Earhart was born in Atchison, Kansas, and grew up with her sister who she nicknamed “Pidge.” Amelia experienced an adventurous and free childhood. She and her sister once made a home-made ramp and attached it to the roof of the family shed. Taking off on a sled, Amelia crashed hard, bruising her lip and tearing her dress. She said to her sister, “Oh Pidge, it’s just like flying!”

Amelia’s parents had a rocky marriage and her father had a drinking problem. As a young girl, her father and mother had to leave the state and find work elsewhere. Her grandmother home schooled her until the 7th grade. After this, she moved to Iowa, then to Minnesota, and then to Chicago with her mom. When she reached high school age, Amelia rejected to attend the local school and instead chose to go to one further away because of its science program.

After a brief stint as a nurse’s aid with her sister, Amelia Earhart caught the flying bug and never let go. In 1919 at a flying exhibition, a pilot tried to steer his plane as close to Amelia and her sister as he could to make them scurry away. Amelia wouldn’t budge as the red trick plane swooped low next to her. She later exclaimed, “I did not understand it at the time, but I believe that little red airplane said something to me as it swished by.” She then visited her parents in California, where her Dad’s friend took her for a flight. “By the time I had got two or three hundred feet off the ground, I knew I had to fly.” She worked odd jobs to pay for flight school.
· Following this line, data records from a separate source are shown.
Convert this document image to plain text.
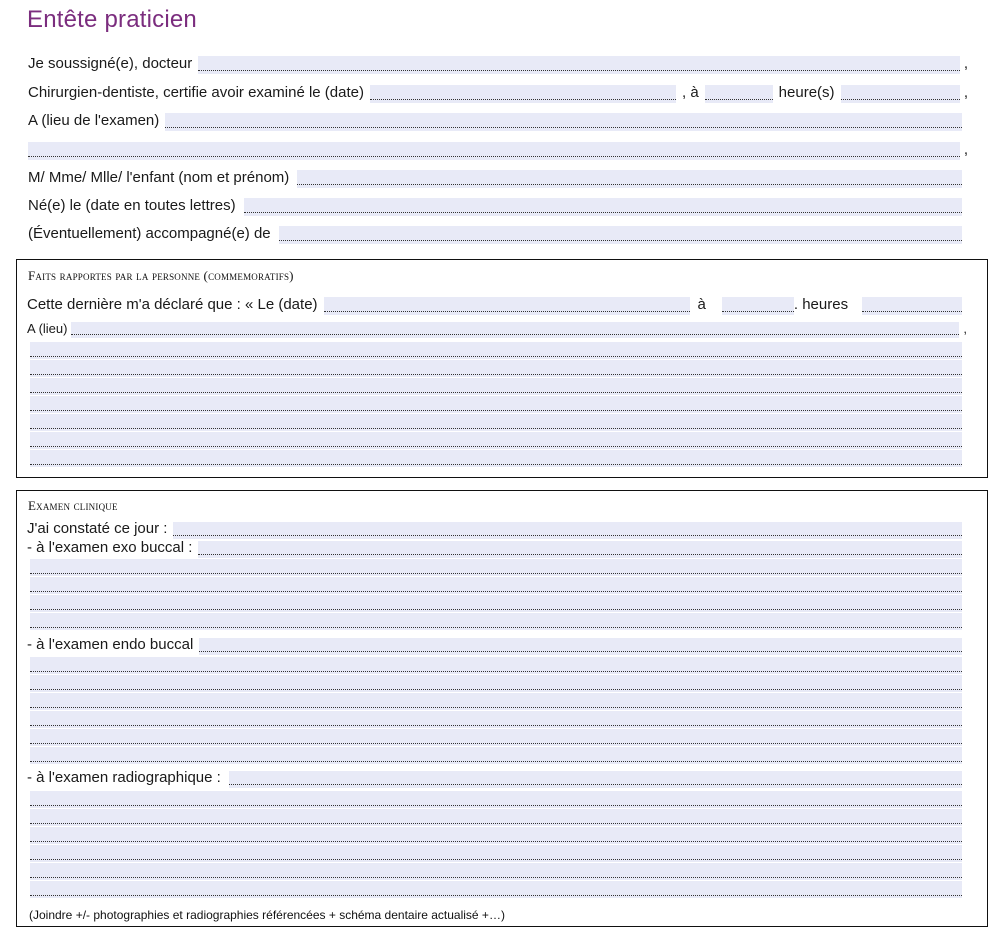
Entête praticien
Je soussigné(e), docteur	,
Chirurgien-dentiste, certifie avoir examiné le (date)	, à	heure(s)	,
A (lieu de l'examen)
,
M/ Mme/ Mlle/ l'enfant (nom et prénom)
Né(e) le (date en toutes lettres)
(Éventuellement) accompagné(e) de
Faits rapportes par la personne (commemoratifs)
Cette dernière m'a déclaré que : « Le (date)	à	. heures
A (lieu)	,
Examen clinique
J'ai constaté ce jour :
- à l'examen exo buccal :
- à l'examen endo buccal
- à l'examen radiographique :
(Joindre +/- photographies et radiographies référencées + schéma dentaire actualisé +…)
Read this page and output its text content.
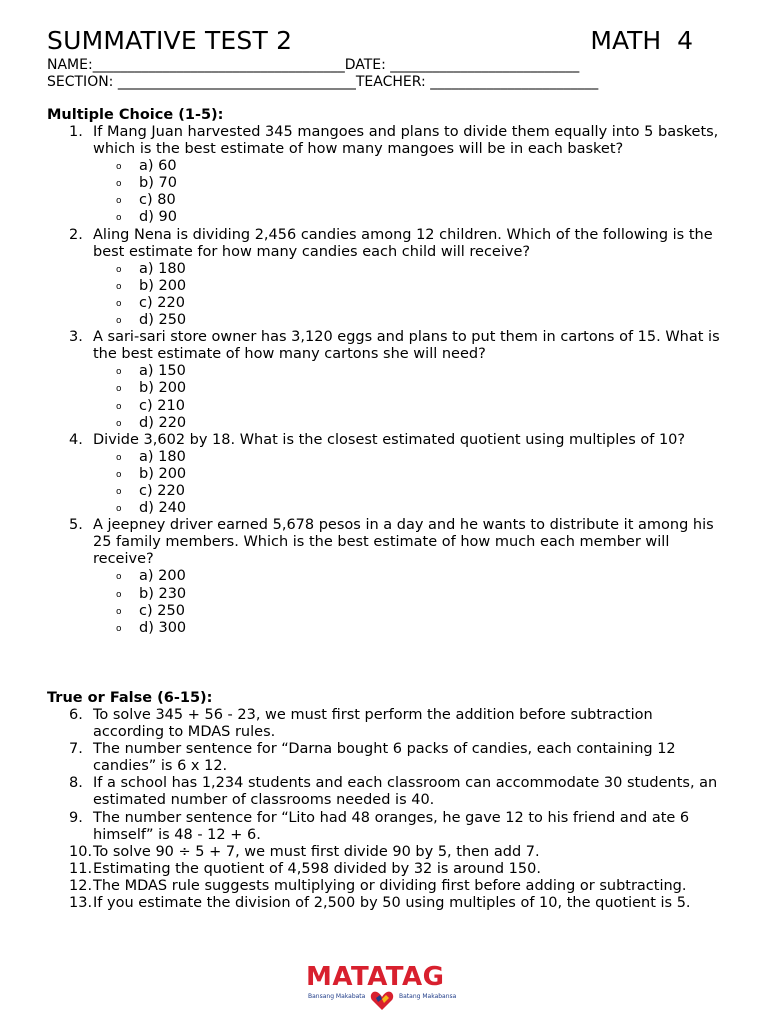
SUMMATIVE TEST 2	MATH  4
NAME:____________________________________DATE: ___________________________
SECTION: __________________________________TEACHER: ________________________
Multiple Choice (1-5):
1. If Mang Juan harvested 345 mangoes and plans to divide them equally into 5 baskets, which is the best estimate of how many mangoes will be in each basket?
o a) 60
o b) 70
o c) 80
o d) 90
2. Aling Nena is dividing 2,456 candies among 12 children. Which of the following is the best estimate for how many candies each child will receive?
o a) 180
o b) 200
o c) 220
o d) 250
3. A sari-sari store owner has 3,120 eggs and plans to put them in cartons of 15. What is the best estimate of how many cartons she will need?
o a) 150
o b) 200
o c) 210
o d) 220
4. Divide 3,602 by 18. What is the closest estimated quotient using multiples of 10?
o a) 180
o b) 200
o c) 220
o d) 240
5. A jeepney driver earned 5,678 pesos in a day and he wants to distribute it among his 25 family members. Which is the best estimate of how much each member will receive?
o a) 200
o b) 230
o c) 250
o d) 300
True or False (6-15):
6. To solve 345 + 56 - 23, we must first perform the addition before subtraction according to MDAS rules.
7. The number sentence for “Darna bought 6 packs of candies, each containing 12 candies” is 6 x 12.
8. If a school has 1,234 students and each classroom can accommodate 30 students, an estimated number of classrooms needed is 40.
9. The number sentence for “Lito had 48 oranges, he gave 12 to his friend and ate 6 himself” is 48 - 12 + 6.
10. To solve 90 ÷ 5 + 7, we must first divide 90 by 5, then add 7.
11. Estimating the quotient of 4,598 divided by 32 is around 150.
12. The MDAS rule suggests multiplying or dividing first before adding or subtracting.
13. If you estimate the division of 2,500 by 50 using multiples of 10, the quotient is 5.
MATATAG
Bansang Makabata	Batang Makabansa
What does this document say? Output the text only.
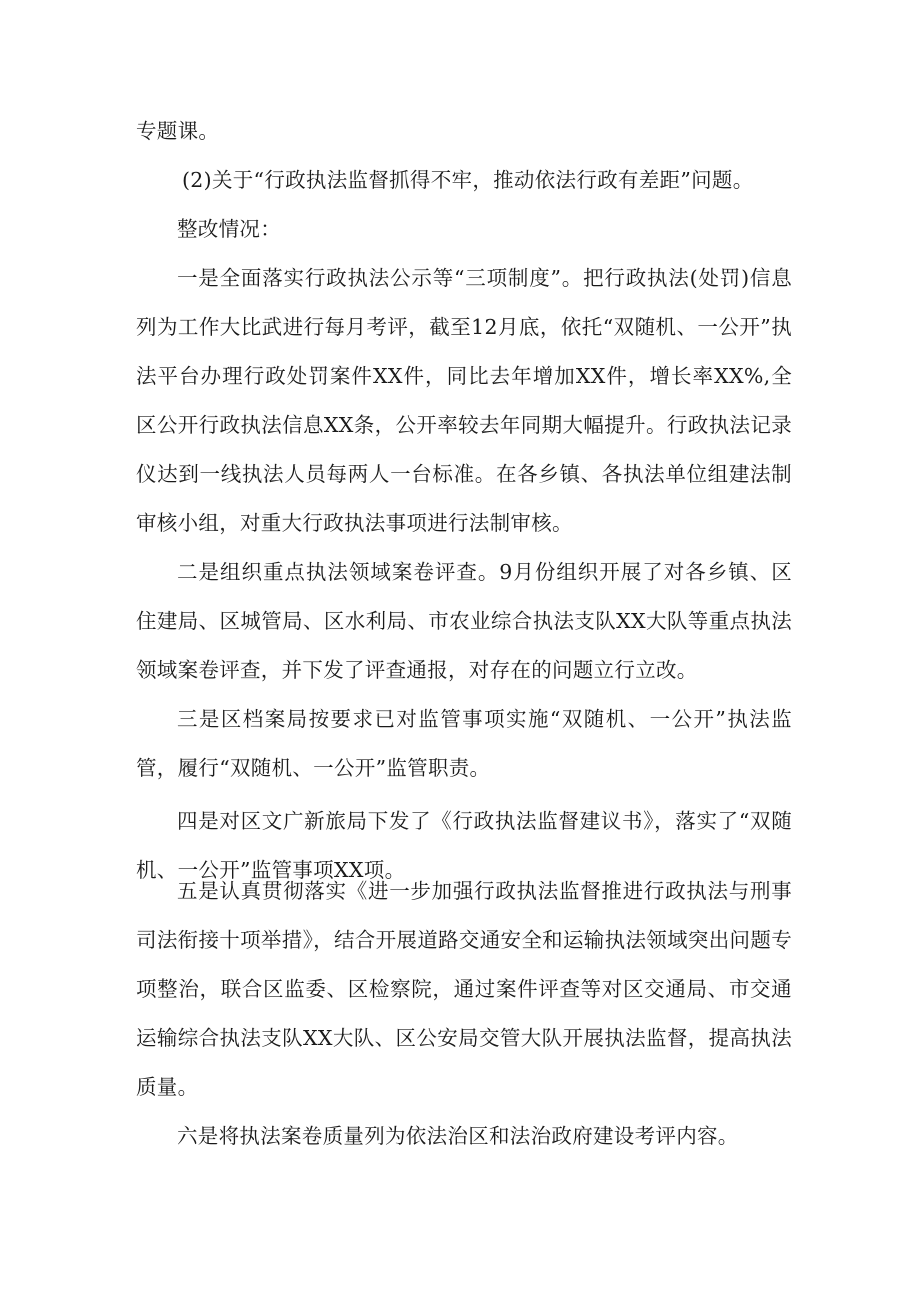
专题课。

(2)关于“行政执法监督抓得不牢，推动依法行政有差距”问题。

整改情况：

一是全面落实行政执法公示等“三项制度”。把行政执法(处罚)信息列为工作大比武进行每月考评，截至12月底，依托“双随机、一公开”执法平台办理行政处罚案件XX件，同比去年增加XX件，增长率XX%,全区公开行政执法信息XX条，公开率较去年同期大幅提升。行政执法记录仪达到一线执法人员每两人一台标准。在各乡镇、各执法单位组建法制审核小组，对重大行政执法事项进行法制审核。

二是组织重点执法领域案卷评查。9月份组织开展了对各乡镇、区住建局、区城管局、区水利局、市农业综合执法支队XX大队等重点执法领域案卷评查，并下发了评查通报，对存在的问题立行立改。

三是区档案局按要求已对监管事项实施“双随机、一公开”执法监管，履行“双随机、一公开”监管职责。

四是对区文广新旅局下发了《行政执法监督建议书》，落实了“双随机、一公开”监管事项XX项。

五是认真贯彻落实《进一步加强行政执法监督推进行政执法与刑事司法衔接十项举措》，结合开展道路交通安全和运输执法领域突出问题专项整治，联合区监委、区检察院，通过案件评查等对区交通局、市交通运输综合执法支队XX大队、区公安局交管大队开展执法监督，提高执法质量。

六是将执法案卷质量列为依法治区和法治政府建设考评内容。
To reach flight school, she had to take a bus and then walk four miles. She became only the 16th woman in the country to earn her pilot’s license.

Continuing to fly, Earhart also began to write about her flight experiences and promoted the idea of women flying. She moved to Boston and established herself as a writer for various newspapers and magazines about flying. She was then asked in 1928 to fly as the first female passenger on a transatlantic flight. This event, although she described her actions as sitting like a sack of potatoes on a plane, kicked off her celebrity status.

She became a worldwide celebrity and went on a speaking tour, wrote books and articles, and was affectionately nicknamed “Lucky Lindy” as some thought she resembled Charles Lindbergh, a male aviation celebrity at the time. Publicist George Putnam worked to make her famous, and Amelia even started her own women’s fashion line that was advertised for the “new woman.” She became Associate Editor for Cosmopolitan, at the time a respected magazine, and used it to promote women as pilots.

After asking her six time to marry him, Amelia Earhart agreed to become George Putnam’s wife. However, in a letter to him, she warned, “”I want you to understand I shall not hold you to any medieval code of faithfulness to me nor shall I consider myself bound to you similarly.” She continued, “I may have to keep some place where I can go to be by myself, now and then, for I cannot guarantee to endure at all times the confinement of even an attractive cage.” She never went by Mrs. Putnam, and in fact, sometimes Putnam was referred to as Mr. Earhart.

By 1935, Amelia Earhart began planning another first – to be the first aviator to circumnavigate the globe near the equator. She planned to stop to refuel and rest along the way. Sadly, she, her navigator, and her plane disappeared one early morning somewhere in the Pacific Ocean. For technical reasons, a ship’s radioman was able to receive messages from her but she was unable to hear anything he said, and she was flying off course, out of range of sight or help from anyone. Her plane disappeared on the morning of July 2, 1937. It is still a mystery exactly what happened.